The QueQue
The QueQue: Castro stumps for marriage equality, Plastic bag reduction sagging, Active-duty military suicides jump
Published: January 25, 2012
Plastic bags suck. Not only do they litter the Texas landscape and clog sewer lines but they break down into an environmental poison in our lakes, rivers, and ocean. Several Texas cities are phasing them out as a result. Brownsville and Fort Stockton banned them outright. Austin is moving toward a ban on both single-use plastic and paper bags. South Padre Island only allows compostable disposables. San Antonio, however, is pursuing a softer route, aiming instead to merely reduce plastic bag use by 25 percent while upping recycling by a similar amount. City Manager Sheryl Sculley briefed the Council on the limited successes on limited ambitions before lunch on Thursday. According to a delayed first-quarter report, recycling may turn out to be the easy part. While an effort involving five major retailers saw a 26 percent uptick in recycling the bags, there has been no reduction in their use.

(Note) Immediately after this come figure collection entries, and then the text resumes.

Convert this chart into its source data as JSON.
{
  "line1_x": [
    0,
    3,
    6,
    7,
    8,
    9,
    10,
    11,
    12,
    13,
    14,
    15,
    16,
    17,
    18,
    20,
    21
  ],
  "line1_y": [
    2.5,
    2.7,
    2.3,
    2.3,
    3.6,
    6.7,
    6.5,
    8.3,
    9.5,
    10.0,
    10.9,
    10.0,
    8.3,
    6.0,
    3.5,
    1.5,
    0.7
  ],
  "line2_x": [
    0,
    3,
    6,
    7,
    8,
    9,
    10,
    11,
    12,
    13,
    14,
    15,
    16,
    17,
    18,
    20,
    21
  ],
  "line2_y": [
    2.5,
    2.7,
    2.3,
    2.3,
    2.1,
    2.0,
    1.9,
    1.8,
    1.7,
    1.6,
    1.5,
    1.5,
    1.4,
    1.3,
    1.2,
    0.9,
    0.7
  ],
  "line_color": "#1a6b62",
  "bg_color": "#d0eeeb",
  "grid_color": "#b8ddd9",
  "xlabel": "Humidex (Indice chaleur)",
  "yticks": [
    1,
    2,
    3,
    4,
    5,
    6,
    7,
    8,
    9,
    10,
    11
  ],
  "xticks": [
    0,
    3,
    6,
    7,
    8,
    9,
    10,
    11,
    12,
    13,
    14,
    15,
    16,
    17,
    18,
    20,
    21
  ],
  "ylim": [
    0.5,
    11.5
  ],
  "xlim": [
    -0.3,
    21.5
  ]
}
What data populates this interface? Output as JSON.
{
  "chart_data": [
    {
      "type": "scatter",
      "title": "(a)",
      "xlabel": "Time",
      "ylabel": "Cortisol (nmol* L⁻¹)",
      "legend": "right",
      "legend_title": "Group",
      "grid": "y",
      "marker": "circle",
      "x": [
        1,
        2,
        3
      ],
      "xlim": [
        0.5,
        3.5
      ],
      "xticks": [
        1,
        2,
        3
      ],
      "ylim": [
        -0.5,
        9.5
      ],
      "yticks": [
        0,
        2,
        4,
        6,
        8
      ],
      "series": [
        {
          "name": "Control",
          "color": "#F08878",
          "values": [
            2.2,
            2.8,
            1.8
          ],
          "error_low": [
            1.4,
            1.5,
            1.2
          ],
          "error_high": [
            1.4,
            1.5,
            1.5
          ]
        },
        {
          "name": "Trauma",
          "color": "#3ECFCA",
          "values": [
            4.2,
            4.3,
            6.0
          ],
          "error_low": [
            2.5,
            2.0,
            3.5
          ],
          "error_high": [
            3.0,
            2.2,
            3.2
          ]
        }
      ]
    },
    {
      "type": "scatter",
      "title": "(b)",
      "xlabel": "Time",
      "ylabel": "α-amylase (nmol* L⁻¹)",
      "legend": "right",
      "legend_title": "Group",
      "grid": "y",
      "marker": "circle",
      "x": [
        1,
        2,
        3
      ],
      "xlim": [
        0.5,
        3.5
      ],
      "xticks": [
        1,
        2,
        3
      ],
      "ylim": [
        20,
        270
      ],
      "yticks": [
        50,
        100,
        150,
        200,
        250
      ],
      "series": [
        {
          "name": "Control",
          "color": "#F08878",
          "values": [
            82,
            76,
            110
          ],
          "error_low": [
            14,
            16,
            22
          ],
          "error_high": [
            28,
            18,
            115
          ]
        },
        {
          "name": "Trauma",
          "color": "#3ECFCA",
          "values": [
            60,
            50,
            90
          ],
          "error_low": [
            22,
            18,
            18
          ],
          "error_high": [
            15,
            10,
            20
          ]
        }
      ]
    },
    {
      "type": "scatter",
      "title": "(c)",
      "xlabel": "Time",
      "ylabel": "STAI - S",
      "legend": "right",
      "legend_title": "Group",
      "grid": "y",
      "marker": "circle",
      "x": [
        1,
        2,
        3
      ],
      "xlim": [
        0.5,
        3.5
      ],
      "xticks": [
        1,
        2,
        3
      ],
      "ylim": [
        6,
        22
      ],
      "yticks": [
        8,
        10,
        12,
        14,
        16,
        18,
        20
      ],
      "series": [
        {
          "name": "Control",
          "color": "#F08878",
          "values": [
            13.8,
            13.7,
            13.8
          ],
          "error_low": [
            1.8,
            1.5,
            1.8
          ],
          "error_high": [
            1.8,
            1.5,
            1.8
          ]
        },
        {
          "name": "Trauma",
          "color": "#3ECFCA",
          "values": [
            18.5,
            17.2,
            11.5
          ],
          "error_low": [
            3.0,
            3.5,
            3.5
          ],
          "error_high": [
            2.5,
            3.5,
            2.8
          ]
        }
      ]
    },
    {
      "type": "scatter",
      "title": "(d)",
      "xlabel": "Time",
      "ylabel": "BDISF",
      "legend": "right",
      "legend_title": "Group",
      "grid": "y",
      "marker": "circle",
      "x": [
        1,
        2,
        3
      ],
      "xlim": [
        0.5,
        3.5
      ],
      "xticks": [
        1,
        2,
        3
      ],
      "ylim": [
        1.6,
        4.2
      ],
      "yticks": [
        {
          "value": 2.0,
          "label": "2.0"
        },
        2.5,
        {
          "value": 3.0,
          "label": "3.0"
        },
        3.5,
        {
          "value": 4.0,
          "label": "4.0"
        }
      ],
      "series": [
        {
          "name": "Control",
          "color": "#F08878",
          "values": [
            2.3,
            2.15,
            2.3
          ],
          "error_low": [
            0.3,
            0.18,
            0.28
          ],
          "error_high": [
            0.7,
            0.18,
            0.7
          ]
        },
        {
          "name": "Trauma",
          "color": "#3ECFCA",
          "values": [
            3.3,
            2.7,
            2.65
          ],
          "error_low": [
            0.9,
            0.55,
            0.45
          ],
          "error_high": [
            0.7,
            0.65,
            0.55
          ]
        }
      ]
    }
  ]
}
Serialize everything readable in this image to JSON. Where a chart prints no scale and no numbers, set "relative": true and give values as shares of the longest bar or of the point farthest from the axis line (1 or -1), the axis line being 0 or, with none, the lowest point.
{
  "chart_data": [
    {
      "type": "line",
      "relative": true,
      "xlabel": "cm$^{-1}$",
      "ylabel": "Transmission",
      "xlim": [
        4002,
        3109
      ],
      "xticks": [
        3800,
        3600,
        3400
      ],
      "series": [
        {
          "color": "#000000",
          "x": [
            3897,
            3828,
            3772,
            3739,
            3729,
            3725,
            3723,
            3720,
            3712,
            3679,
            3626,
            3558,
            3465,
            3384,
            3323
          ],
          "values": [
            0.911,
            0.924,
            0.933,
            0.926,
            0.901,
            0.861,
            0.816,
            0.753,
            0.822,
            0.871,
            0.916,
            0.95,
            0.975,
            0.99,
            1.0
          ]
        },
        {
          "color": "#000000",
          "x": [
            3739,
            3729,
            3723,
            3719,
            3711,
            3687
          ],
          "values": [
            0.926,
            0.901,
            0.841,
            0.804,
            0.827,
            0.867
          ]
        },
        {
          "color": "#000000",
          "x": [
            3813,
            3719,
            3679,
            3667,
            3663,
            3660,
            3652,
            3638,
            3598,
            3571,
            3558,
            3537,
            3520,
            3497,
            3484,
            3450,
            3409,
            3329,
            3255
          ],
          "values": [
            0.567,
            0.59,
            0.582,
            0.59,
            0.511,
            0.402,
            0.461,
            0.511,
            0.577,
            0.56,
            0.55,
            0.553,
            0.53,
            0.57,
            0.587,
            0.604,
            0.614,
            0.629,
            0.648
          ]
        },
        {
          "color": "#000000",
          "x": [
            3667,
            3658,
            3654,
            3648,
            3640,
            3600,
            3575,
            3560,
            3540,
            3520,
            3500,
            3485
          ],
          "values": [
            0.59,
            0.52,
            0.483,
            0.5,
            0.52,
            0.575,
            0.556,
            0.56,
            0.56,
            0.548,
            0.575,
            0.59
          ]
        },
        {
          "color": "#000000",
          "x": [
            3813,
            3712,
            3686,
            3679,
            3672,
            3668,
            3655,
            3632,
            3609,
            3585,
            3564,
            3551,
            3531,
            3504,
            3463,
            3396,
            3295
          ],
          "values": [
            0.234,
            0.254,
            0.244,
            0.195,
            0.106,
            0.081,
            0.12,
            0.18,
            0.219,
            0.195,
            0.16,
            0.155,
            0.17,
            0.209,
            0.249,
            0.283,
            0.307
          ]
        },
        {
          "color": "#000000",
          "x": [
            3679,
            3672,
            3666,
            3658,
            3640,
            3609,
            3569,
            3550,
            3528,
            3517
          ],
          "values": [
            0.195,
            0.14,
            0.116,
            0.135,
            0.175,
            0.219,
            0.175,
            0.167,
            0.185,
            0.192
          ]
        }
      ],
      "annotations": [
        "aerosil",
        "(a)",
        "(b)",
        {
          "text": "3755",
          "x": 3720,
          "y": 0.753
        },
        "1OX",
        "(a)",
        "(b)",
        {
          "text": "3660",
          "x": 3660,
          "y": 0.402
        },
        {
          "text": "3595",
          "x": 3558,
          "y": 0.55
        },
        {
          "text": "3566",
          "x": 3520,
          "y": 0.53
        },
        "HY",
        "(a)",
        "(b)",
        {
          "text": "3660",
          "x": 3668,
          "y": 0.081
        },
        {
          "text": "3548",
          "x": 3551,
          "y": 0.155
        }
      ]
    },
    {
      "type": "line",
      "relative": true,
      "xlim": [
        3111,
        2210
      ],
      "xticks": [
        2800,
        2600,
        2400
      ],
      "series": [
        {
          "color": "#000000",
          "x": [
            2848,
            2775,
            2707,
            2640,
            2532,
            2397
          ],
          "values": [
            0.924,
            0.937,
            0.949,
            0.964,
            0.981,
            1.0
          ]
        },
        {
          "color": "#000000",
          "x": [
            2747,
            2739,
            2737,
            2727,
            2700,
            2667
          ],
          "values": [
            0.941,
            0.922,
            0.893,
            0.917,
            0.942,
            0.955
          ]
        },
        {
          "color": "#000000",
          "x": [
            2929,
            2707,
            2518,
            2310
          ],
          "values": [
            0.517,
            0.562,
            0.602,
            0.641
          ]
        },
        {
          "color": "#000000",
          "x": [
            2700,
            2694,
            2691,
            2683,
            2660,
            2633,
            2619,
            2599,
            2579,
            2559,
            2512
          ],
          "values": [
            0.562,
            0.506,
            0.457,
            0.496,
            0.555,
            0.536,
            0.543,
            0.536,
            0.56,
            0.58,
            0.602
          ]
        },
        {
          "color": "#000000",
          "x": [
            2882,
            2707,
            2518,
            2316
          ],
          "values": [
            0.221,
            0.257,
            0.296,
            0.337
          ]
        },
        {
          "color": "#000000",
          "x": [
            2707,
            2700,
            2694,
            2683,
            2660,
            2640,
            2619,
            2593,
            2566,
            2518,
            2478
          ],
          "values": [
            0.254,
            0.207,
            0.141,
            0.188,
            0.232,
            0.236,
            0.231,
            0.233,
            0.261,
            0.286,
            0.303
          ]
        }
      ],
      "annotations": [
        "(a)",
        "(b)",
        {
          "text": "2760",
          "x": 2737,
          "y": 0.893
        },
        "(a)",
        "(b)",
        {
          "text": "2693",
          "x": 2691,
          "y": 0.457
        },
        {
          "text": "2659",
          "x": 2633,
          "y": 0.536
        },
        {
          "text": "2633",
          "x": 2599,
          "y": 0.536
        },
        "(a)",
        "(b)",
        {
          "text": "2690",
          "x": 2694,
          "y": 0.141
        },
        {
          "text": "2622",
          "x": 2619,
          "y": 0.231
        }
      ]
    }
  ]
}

When interviewed later in the day, SA Solid Waste Director David McCary said there will always be a place for plastic bags in San Antonio (QueQue assumes he means bags of the big, black variety) and defended the progress made to date ("You're probably seeing more designer reusable bags then ever before. The community gets it.") before admitting that the poor results should send a signal to participating retailers, including H-E-B, Target, WalMart, Walgreens, and JC Penny. "No matter how many reusable bags people buy, you still need cashiers to always remind everybody," he said. The poor numbers "let's [retailers] know more work has to be done. We have to strike up that communication and not assume the consumer knows." Future outreach efforts with Keep San Antonio Beautiful include a bag swap (your plastic for their reusables) at the Pearl Brewery Complex and cleanups at areas of high bag litter.
Active-duty military suicides jump
In an alarming mix of bad news/better news, U.S. Army officials announced last week that suicides among active duty soldiers hit an all-time high in 2011, though troop suicide, including within non-mobilized National Guard and Reserve units, has finally started to decrease after climbing steadily for years. The numbers come from a new U.S. Army report, "Generating Health and Discipline in the Force," reviewing the overall health of a military that's seen a decade of war. Officials said 164 active duty Army, National Guard, and Reserve troops committed suicide in 2011 — the highest since the Army began tracking the number — compared to 159 in 2010 and 162 in 2009. The report also found: "Many Soldiers who are suffering from behavioral health issues or "invisible wounds" remain undetected throughout the Force, suffering in silence in Army formations at camps, posts and stations and — within the Reserve Component — across communities nationwide."